In a letter to licensing minister Kim Howells (pictured)​, the ALMR said the government had planned reform in an "unsatisfactory" way, and had failed to take account of the trade's concerns. It added that progress on reform was "disappointingly slow".

The ALMR also criticised several issues raised by the government in its proposals for licensing reform.
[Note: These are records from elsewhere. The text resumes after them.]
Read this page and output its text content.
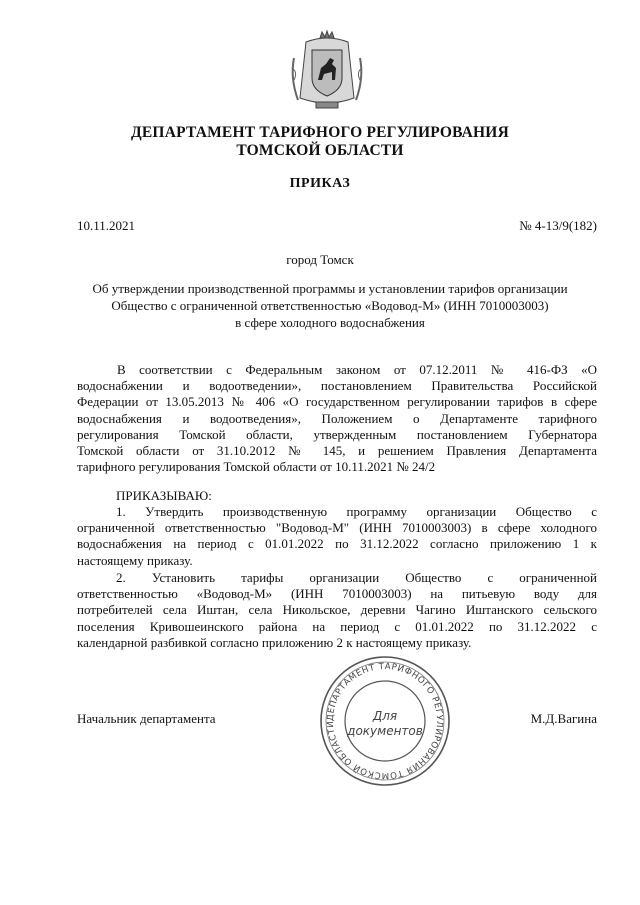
ДЕПАРТАМЕНТ ТАРИФНОГО РЕГУЛИРОВАНИЯ
ТОМСКОЙ ОБЛАСТИ
ПРИКАЗ
10.11.2021	№ 4-13/9(182)
город Томск
Об утверждении производственной программы и установлении тарифов организации
Общество с ограниченной ответственностью «Водовод-М» (ИНН 7010003003)
в сфере холодного водоснабжения
В соответствии с Федеральным законом от 07.12.2011 № 416-ФЗ «О
водоснабжении и водоотведении», постановлением Правительства Российской
Федерации от 13.05.2013 № 406 «О государственном регулировании тарифов в сфере
водоснабжения и водоотведения», Положением о Департаменте тарифного
регулирования Томской области, утвержденным постановлением Губернатора
Томской области от 31.10.2012 № 145, и решением Правления Департамента
тарифного регулирования Томской области от 10.11.2021 № 24/2
ПРИКАЗЫВАЮ:
1. Утвердить производственную программу организации Общество с
ограниченной ответственностью "Водовод-М" (ИНН 7010003003) в сфере холодного
водоснабжения на период с 01.01.2022 по 31.12.2022 согласно приложению 1 к
настоящему приказу.
2. Установить тарифы организации Общество с ограниченной
ответственностью «Водовод-М» (ИНН 7010003003) на питьевую воду для
потребителей села Иштан, села Никольское, деревни Чагино Иштанского сельского
поселения Кривошеинского района на период с 01.01.2022 по 31.12.2022 с
календарной разбивкой согласно приложению 2 к настоящему приказу.
Начальник департамента	М.Д.Вагина
ДЕПАРТАМЕНТ ТАРИФНОГО РЕГУЛИРОВАНИЯ ТОМСКОЙ ОБЛАСТИ
Для
документов
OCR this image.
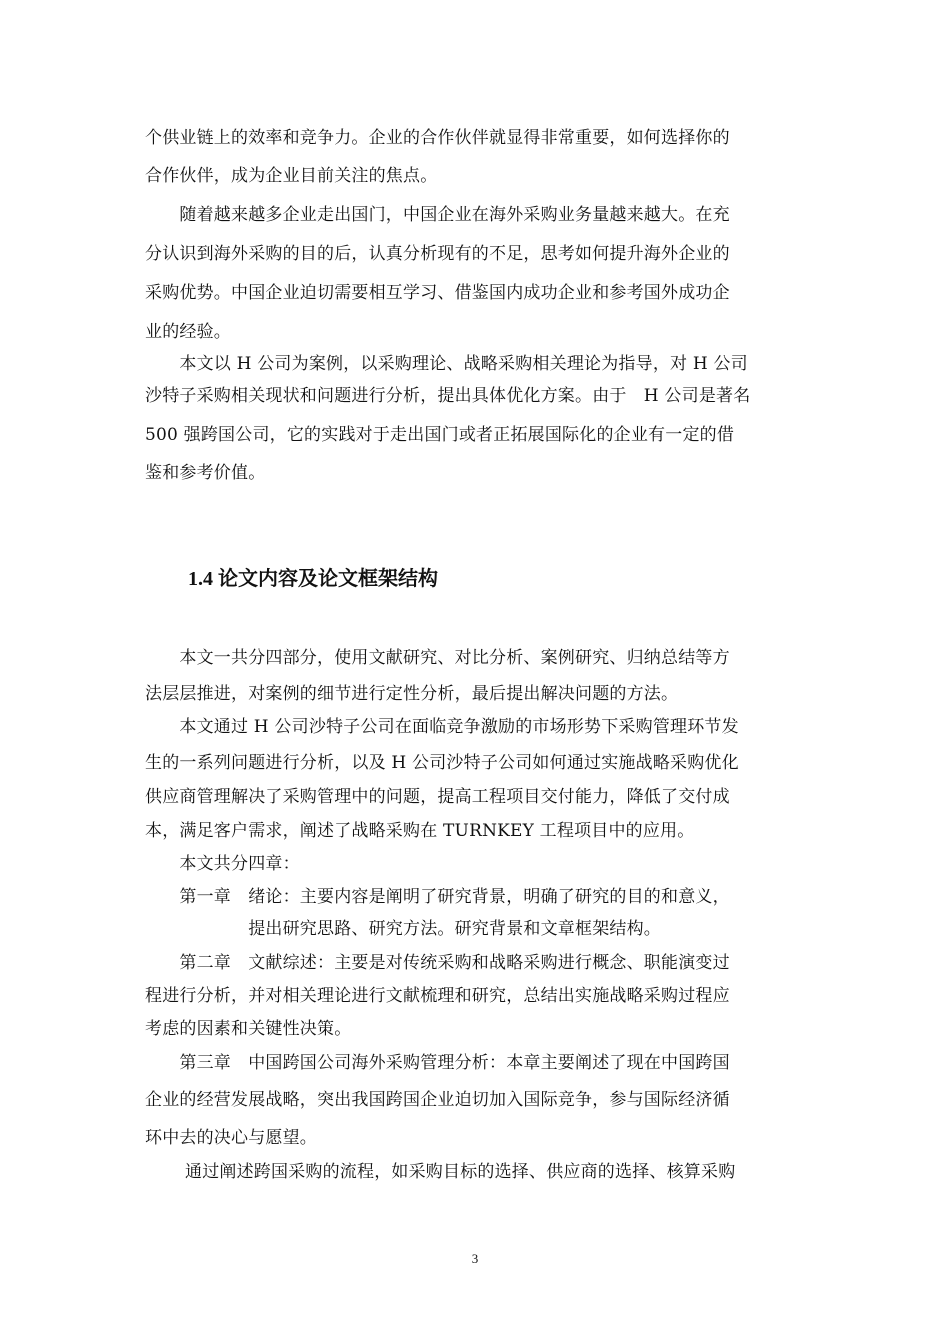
个供业链上的效率和竞争力。企业的合作伙伴就显得非常重要，如何选择你的
合作伙伴，成为企业目前关注的焦点。
　　随着越来越多企业走出国门，中国企业在海外采购业务量越来越大。在充
分认识到海外采购的目的后，认真分析现有的不足，思考如何提升海外企业的
采购优势。中国企业迫切需要相互学习、借鉴国内成功企业和参考国外成功企
业的经验。
　　本文以 H 公司为案例，以采购理论、战略采购相关理论为指导，对 H 公司
沙特子采购相关现状和问题进行分析，提出具体优化方案。由于　H 公司是著名
500 强跨国公司，它的实践对于走出国门或者正拓展国际化的企业有一定的借
鉴和参考价值。
1.4 论文内容及论文框架结构
　　本文一共分四部分，使用文献研究、对比分析、案例研究、归纳总结等方
法层层推进，对案例的细节进行定性分析，最后提出解决问题的方法。
　　本文通过 H 公司沙特子公司在面临竞争激励的市场形势下采购管理环节发
生的一系列问题进行分析，以及 H 公司沙特子公司如何通过实施战略采购优化
供应商管理解决了采购管理中的问题，提高工程项目交付能力，降低了交付成
本，满足客户需求，阐述了战略采购在 TURNKEY 工程项目中的应用。
　　本文共分四章：
　　第一章　绪论：主要内容是阐明了研究背景，明确了研究的目的和意义，
　　　　　　提出研究思路、研究方法。研究背景和文章框架结构。
　　第二章　文献综述：主要是对传统采购和战略采购进行概念、职能演变过
程进行分析，并对相关理论进行文献梳理和研究，总结出实施战略采购过程应
考虑的因素和关键性决策。
　　第三章　中国跨国公司海外采购管理分析：本章主要阐述了现在中国跨国
企业的经营发展战略，突出我国跨国企业迫切加入国际竞争，参与国际经济循
环中去的决心与愿望。
　　 通过阐述跨国采购的流程，如采购目标的选择、供应商的选择、核算采购
3
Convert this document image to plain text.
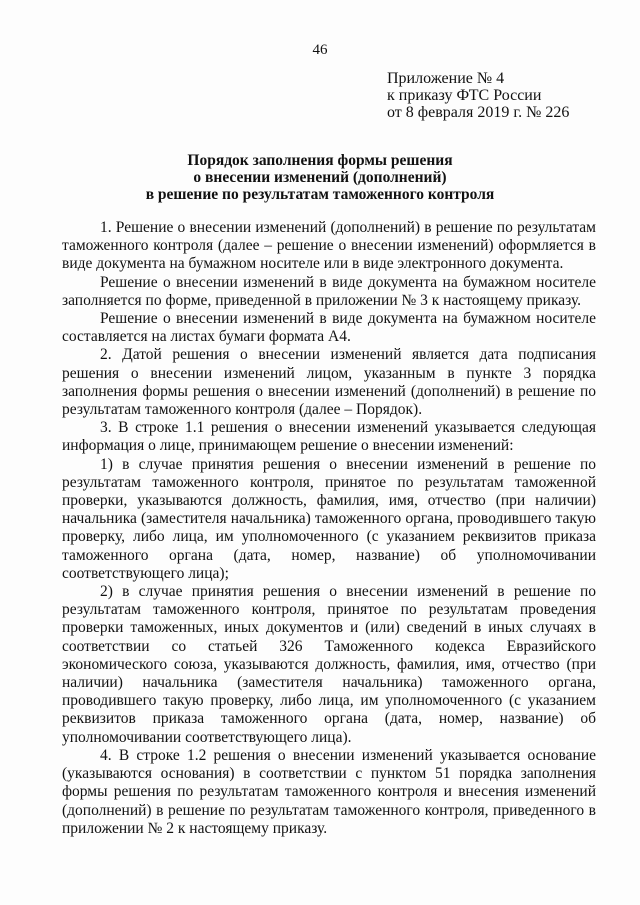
46
Приложение № 4
к приказу ФТС России
от 8 февраля 2019 г. № 226
Порядок заполнения формы решения
о внесении изменений (дополнений)
в решение по результатам таможенного контроля

1. Решение о внесении изменений (дополнений) в решение по результатам таможенного контроля (далее – решение о внесении изменений) оформляется в виде документа на бумажном носителе или в виде электронного документа.

Решение о внесении изменений в виде документа на бумажном носителе заполняется по форме, приведенной в приложении № 3 к настоящему приказу.

Решение о внесении изменений в виде документа на бумажном носителе составляется на листах бумаги формата А4.

2. Датой решения о внесении изменений является дата подписания решения о внесении изменений лицом, указанным в пункте 3 порядка заполнения формы решения о внесении изменений (дополнений) в решение по результатам таможенного контроля (далее – Порядок).

3. В строке 1.1 решения о внесении изменений указывается следующая информация о лице, принимающем решение о внесении изменений:

1) в случае принятия решения о внесении изменений в решение по результатам таможенного контроля, принятое по результатам таможенной проверки, указываются должность, фамилия, имя, отчество (при наличии) начальника (заместителя начальника) таможенного органа, проводившего такую проверку, либо лица, им уполномоченного (с указанием реквизитов приказа таможенного органа (дата, номер, название) об уполномочивании соответствующего лица);

2) в случае принятия решения о внесении изменений в решение по результатам таможенного контроля, принятое по результатам проведения проверки таможенных, иных документов и (или) сведений в иных случаях в соответствии со статьей 326 Таможенного кодекса Евразийского экономического союза, указываются должность, фамилия, имя, отчество (при наличии) начальника (заместителя начальника) таможенного органа, проводившего такую проверку, либо лица, им уполномоченного (с указанием реквизитов приказа таможенного органа (дата, номер, название) об уполномочивании соответствующего лица).

4. В строке 1.2 решения о внесении изменений указывается основание (указываются основания) в соответствии с пунктом 51 порядка заполнения формы решения по результатам таможенного контроля и внесения изменений (дополнений) в решение по результатам таможенного контроля, приведенного в приложении № 2 к настоящему приказу.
Chief executive Nick Bish wrote: "Members are universally concerned that their expectations of licensing reform are not being realised."

The ALMR said the introduction of the Criminal Justice and Police Act at the end of last year gave the trade new responsibilities without giving them the opportunity to increase business that extended hours would bring.

It also reiterated its disappointment in the government's desire to transfer licensing control to local authorities.

"We said in 2000 and maintain now that local authorities, as presently constructed and operating, are not qualified or equipped to control licensing," said Mr Bish.

Local authorities could put residents' wishes above those of local businesses, according to the ALMR.

Mr Bish added that while licensing was well conducted by magistrates benches, helped by the publication of the Good Practice Guide in 1999, he had heard of several examples of "inefficiency, inconsistency and unfairness" by local authorities.

Keith Knowles, managing director of Interpub, added his support to the ALMR's letter.

He said he had practical experience of councils unfairly imposing controls through planning restrictions.

"Our outlet in Shepherds Bush Green, London, has a restriction on its planning permission that we can't use the bar after midnight," he said. "We can't apply for an extension to our licence until we get that changed.

"All we want is balance. We run an outlet in Edinburgh and noise, late night opening and so on is not even an issue, we have no restrictions.

"If licensing reform goes through like this, I can see us spending all our time in magistrates courts at appeal."

It is hoped that licensing reform will feature in the Queen's Speech in November, but the ALMR wants the government to reassess its proposals before then.

Colin Mayes, chairman of the ALMR, said: "The government should not underestimate the strength of feeling that exists among owners and operators. We are not part of the problem, we are part of the solution and we will do what is necessary to demonstrate this."

A spokesman for the Department for Culture, Media and Sport said: "We were disappointed the bill was not in the Queen's Speech and look forward to it being in the next one. The publication of the bill will mark another stage of the consultation process. There's still plenty of time for debate."